Scaling Up Decentralized MDPs Through Heuristic Search

Scaling Up Decentralized MDPs Through Heuristic Search

Decentralized partially observable Markov decision processes (Dec-POMDPs) are rich models for cooperative decision-making under uncertainty, but are often intractable to solve optimally (NEXP-complete). The transition and observation independent Dec-MDP is a general subclass that has been shown to have complexity in NP, but optimal algorithms for this subclass are still inefficient in practice. In this paper, we first provide an updated proof that an optimal policy does not depend on the histories of the agents, but only the local observations. We then present a new algorithm based on heuristic search that is able to expand search nodes by using constraint optimization. We show experimental results comparing our approach with the state-of-the-art DecMDP and Dec-POMDP solvers. These results show a reduction in computation time and an increase in scalability by multiple orders of magnitude in a number of benchmarks.


💡 Research Summary

The paper tackles the computational bottleneck of solving decentralized partially observable Markov decision processes (Dec‑POMDPs) by focusing on the transition‑ and observation‑independent subclass known as Dec‑MDPs. While Dec‑POMDPs are NEXP‑complete and thus intractable for optimal planning, Dec‑MDPs enjoy NP‑level complexity because the agents’ actions do not influence each other’s observations or state transitions. However, existing optimal algorithms for Dec‑MDPs still suffer from exponential blow‑up in practice.

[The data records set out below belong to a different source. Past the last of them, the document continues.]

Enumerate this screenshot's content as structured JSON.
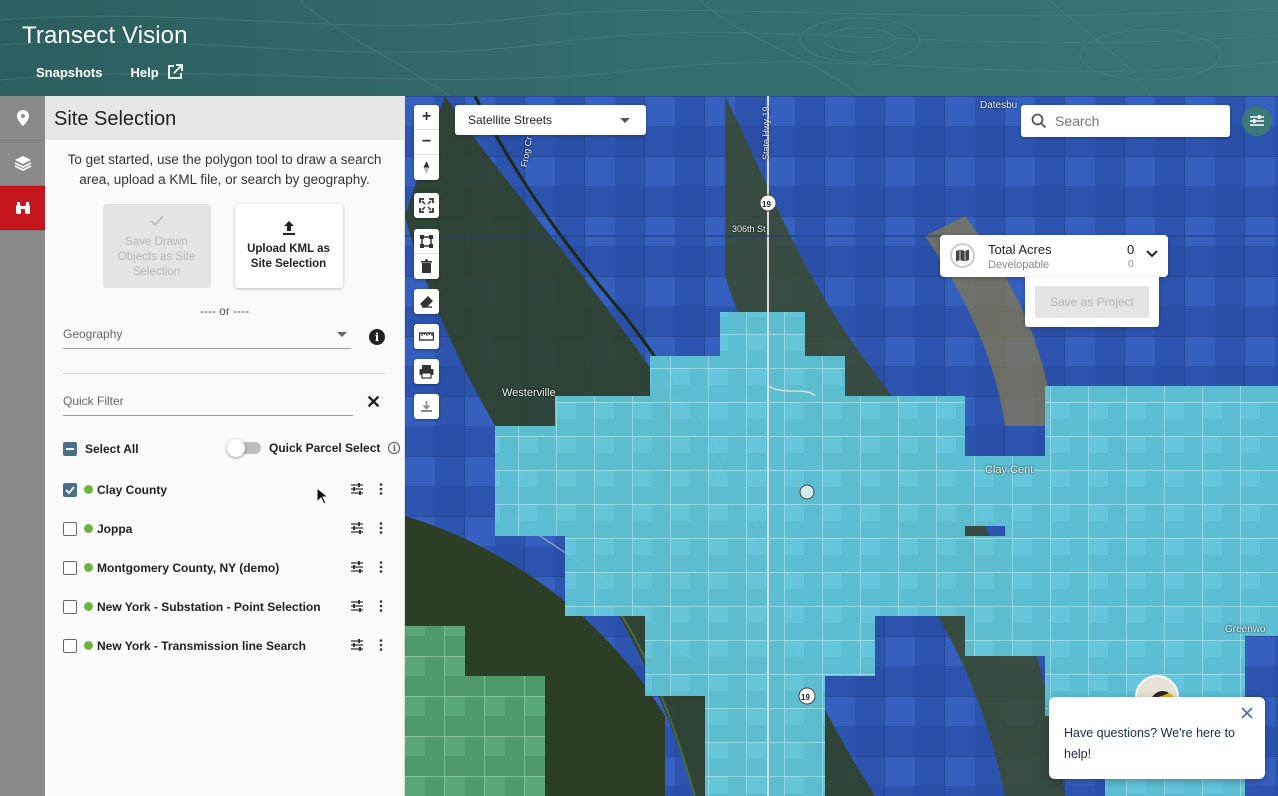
{
  "app": {
    "title": "Transect Vision"
  },
  "nav": {
    "snapshots": "Snapshots",
    "help": "Help"
  },
  "panel": {
    "title": "Site Selection",
    "intro": "To get started, use the polygon tool to draw a search area, upload a KML file, or search by geography.",
    "save_drawn_label": "Save Drawn Objects as Site Selection",
    "upload_kml_label": "Upload KML as Site Selection",
    "or_text": "---- or ----",
    "geography_placeholder": "Geography",
    "quick_filter_placeholder": "Quick Filter",
    "select_all_label": "Select All",
    "quick_parcel_label": "Quick Parcel Select",
    "items": [
      {
        "label": "Clay County",
        "checked": true
      },
      {
        "label": "Joppa",
        "checked": false
      },
      {
        "label": "Montgomery County, NY (demo)",
        "checked": false
      },
      {
        "label": "New York - Substation - Point Selection",
        "checked": false
      },
      {
        "label": "New York - Transmission line Search",
        "checked": false
      }
    ]
  },
  "map": {
    "basemap": "Satellite Streets",
    "search_placeholder": "Search",
    "acres": {
      "title": "Total Acres",
      "subtitle": "Developable",
      "value": "0",
      "developable_value": "0"
    },
    "save_project_label": "Save as Project",
    "place_labels": {
      "westerville": "Westerville",
      "clay_center": "Clay Cent",
      "state_hwy": "State Hwy 19",
      "road_306": "306th St",
      "datesburg": "Datesbu",
      "greenwood": "Greenwo",
      "county_road": "Frog Cr"
    }
  },
  "chat": {
    "message": "Have questions? We're here to help!"
  },
  "colors": {
    "brand": "#336d6c",
    "active_rail": "#c4161c",
    "parcel_fill": "#5ec8d8",
    "water_blue": "#2a55b8"
  }
}
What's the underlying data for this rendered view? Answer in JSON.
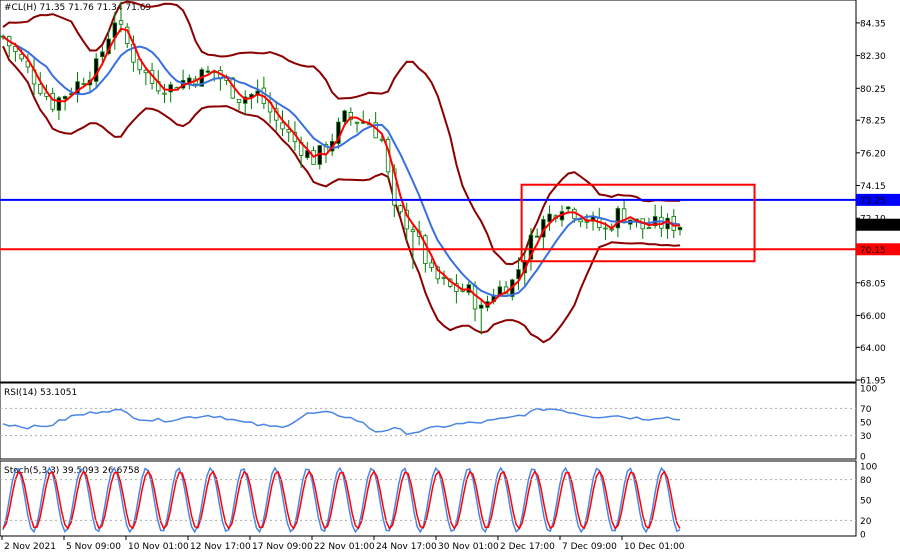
{
  "header": {
    "symbol": "#CL(H)",
    "ohlc": "71.35 71.76 71.34 71.69"
  },
  "colors": {
    "candle": "#007a00",
    "bb": "#8b0000",
    "ma_fast": "#ff0000",
    "ma_slow": "#3a6fe0",
    "level_blue": "#0000ff",
    "level_red": "#ff0000",
    "box": "#ff0000",
    "rsi": "#4a86e8",
    "stoch_main": "#4a86e8",
    "stoch_signal": "#ff0000"
  },
  "chart_data": [
    {
      "type": "candlestick",
      "title": "#CL(H) 71.35 71.76 71.34 71.69",
      "y_range": [
        61.95,
        85.6
      ],
      "y_ticks": [
        "84.35",
        "82.30",
        "80.25",
        "78.25",
        "76.20",
        "74.15",
        "72.10",
        "70.15",
        "68.05",
        "66.00",
        "64.00",
        "61.95"
      ],
      "x_ticks": [
        "2 Nov 2021",
        "5 Nov 09:00",
        "10 Nov 01:00",
        "12 Nov 17:00",
        "17 Nov 09:00",
        "22 Nov 01:00",
        "24 Nov 17:00",
        "30 Nov 01:00",
        "2 Dec 17:00",
        "7 Dec 09:00",
        "10 Dec 01:00"
      ],
      "price_path": [
        [
          0,
          83.5
        ],
        [
          4,
          81.4
        ],
        [
          8,
          79.3
        ],
        [
          11,
          80.2
        ],
        [
          15,
          81.6
        ],
        [
          18,
          84.6
        ],
        [
          21,
          82.2
        ],
        [
          24,
          80.6
        ],
        [
          27,
          80.3
        ],
        [
          30,
          80.9
        ],
        [
          34,
          81.3
        ],
        [
          38,
          79.7
        ],
        [
          41,
          79.9
        ],
        [
          44,
          78.2
        ],
        [
          47,
          76.9
        ],
        [
          50,
          75.8
        ],
        [
          52,
          76.5
        ],
        [
          55,
          78.4
        ],
        [
          59,
          78.1
        ],
        [
          61,
          77.0
        ],
        [
          63,
          72.5
        ],
        [
          66,
          71.5
        ],
        [
          69,
          68.5
        ],
        [
          72,
          67.7
        ],
        [
          75,
          67.5
        ],
        [
          77,
          66.3
        ],
        [
          79,
          67.5
        ],
        [
          82,
          68.1
        ],
        [
          86,
          71.5
        ],
        [
          90,
          73.0
        ],
        [
          93,
          72.3
        ],
        [
          95,
          71.8
        ],
        [
          97,
          71.3
        ],
        [
          99,
          72.4
        ],
        [
          101,
          72.1
        ],
        [
          103,
          71.5
        ],
        [
          105,
          71.69
        ]
      ],
      "price_levels": [
        {
          "label": "73.25",
          "value": 73.25,
          "color": "#0000ff"
        },
        {
          "label": "70.15",
          "value": 70.15,
          "color": "#ff0000"
        }
      ],
      "current_price_label": "71.69",
      "consolidation_box": {
        "from_bar": 83.5,
        "to_bar": 121,
        "top": 74.2,
        "bottom": 69.4
      }
    },
    {
      "type": "line",
      "title": "RSI(14) 53.1051",
      "y_range": [
        0,
        100
      ],
      "y_ticks": [
        "100",
        "70",
        "50",
        "30",
        "0"
      ],
      "series": [
        {
          "values": [
            48,
            44,
            42,
            47,
            58,
            62,
            68,
            66,
            56,
            52,
            54,
            57,
            60,
            58,
            50,
            46,
            42,
            48,
            62,
            63,
            60,
            52,
            36,
            40,
            34,
            38,
            44,
            47,
            49,
            52,
            56,
            63,
            70,
            68,
            62,
            58,
            60,
            57,
            55,
            58,
            53.1
          ]
        }
      ]
    },
    {
      "type": "line",
      "title": "Stoch(5,3,3) 39.5093 26.6758",
      "y_range": [
        0,
        100
      ],
      "y_ticks": [
        "100",
        "80",
        "50",
        "20",
        "0"
      ],
      "series": [
        {
          "values": []
        },
        {
          "values": []
        }
      ],
      "stoch_shape": {
        "cycles": 21,
        "main_last": 39.5093,
        "signal_last": 26.6758
      }
    }
  ]
}
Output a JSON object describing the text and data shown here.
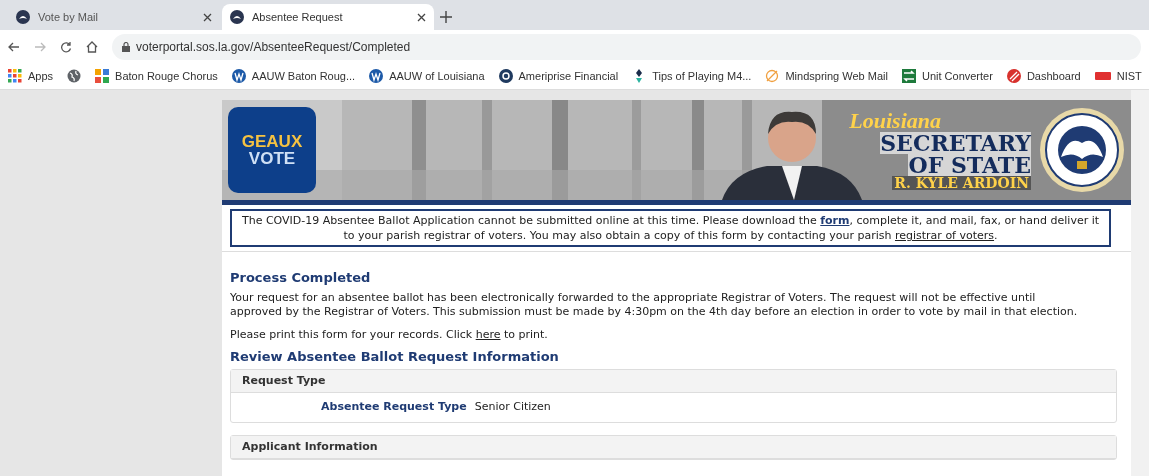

The authors begin by revisiting the foundational claim that an optimal joint policy for Dec‑MDPs depends on the full history of each agent. They identify a gap in earlier proofs and provide a rigorous, updated proof that, thanks to the independence assumptions, the optimal decision at any time step can be made solely on the basis of each agent’s current local observation. This result eliminates the need to keep track of entire action‑observation histories, dramatically shrinking the effective state‑action space that any algorithm must explore.

Building on this theoretical simplification, the paper introduces a novel heuristic‑search algorithm that integrates constraint optimization into the node‑expansion phase. The search framework follows an A*‑style best‑first strategy: each node represents a partial joint policy defined by the set of local observations observed so far. When expanding a node, the algorithm formulates the set of admissible joint actions as a constraint satisfaction problem (CSP). The constraints encode the independence of transitions and observations, ensuring that any joint action violating these constraints is pruned before it can be examined. The CSP is solved using off‑the‑shelf linear or integer programming solvers, which efficiently generate only feasible joint actions.

The heuristic function combines two components: (1) the accumulated reward of the partial joint policy (a lower bound) and (2) an optimistic upper bound on the remaining reward, computed from the maximum possible per‑step reward multiplied by the number of steps left. This admissible heuristic guarantees optimality while steering the search toward promising regions of the joint policy space. Because the constraint‑optimization step discards large swaths of infeasible actions early, the number of expanded nodes is orders of magnitude smaller than in naïve exhaustive search.

Experimental evaluation is conducted on a suite of standard Dec‑MDP benchmarks (grid‑world navigation, fire‑fighting, cooperative target tracking) and on larger synthetic scenarios designed to stress scalability. The proposed method is compared against state‑of‑the‑art Dec‑MDP solvers (e.g., GMAA*, MAA*) and against leading Dec‑POMDP solvers that can be applied to the same problems. Results show that the new algorithm reduces computation time by factors ranging from 10× to over 1,000×, depending on problem size, while using substantially less memory. Importantly, the quality of the policies remains optimal (or within negligible tolerance), confirming that the heuristic is indeed admissible. In large‑scale tests with up to 15 agents and 30 time steps, the algorithm solves instances that were previously unsolvable within reasonable time limits.

The paper concludes with a discussion of future directions. First, the strict independence assumption could be relaxed to handle partially dependent transitions or observations, extending the applicability of the method to more realistic multi‑robot or sensor‑network domains. Second, the authors suggest integrating learned heuristics—such as value functions obtained via deep reinforcement learning—to further guide the search in extremely large spaces. Third, they outline plans for a distributed implementation where each agent performs local constraint solving and shares minimal coordination messages, enabling real‑time policy generation on physical robot platforms.

In summary, this work makes three key contributions: (1) a corrected proof that optimal Dec‑MDP policies depend only on current local observations, (2) a hybrid heuristic‑search and constraint‑optimization algorithm that exploits this property to achieve dramatic speed‑ups, and (3) extensive empirical validation demonstrating orders‑of‑magnitude improvements over existing solvers. The results open the door to applying optimal Dec‑MDP planning to real‑world cooperative decision‑making problems that were previously out of reach.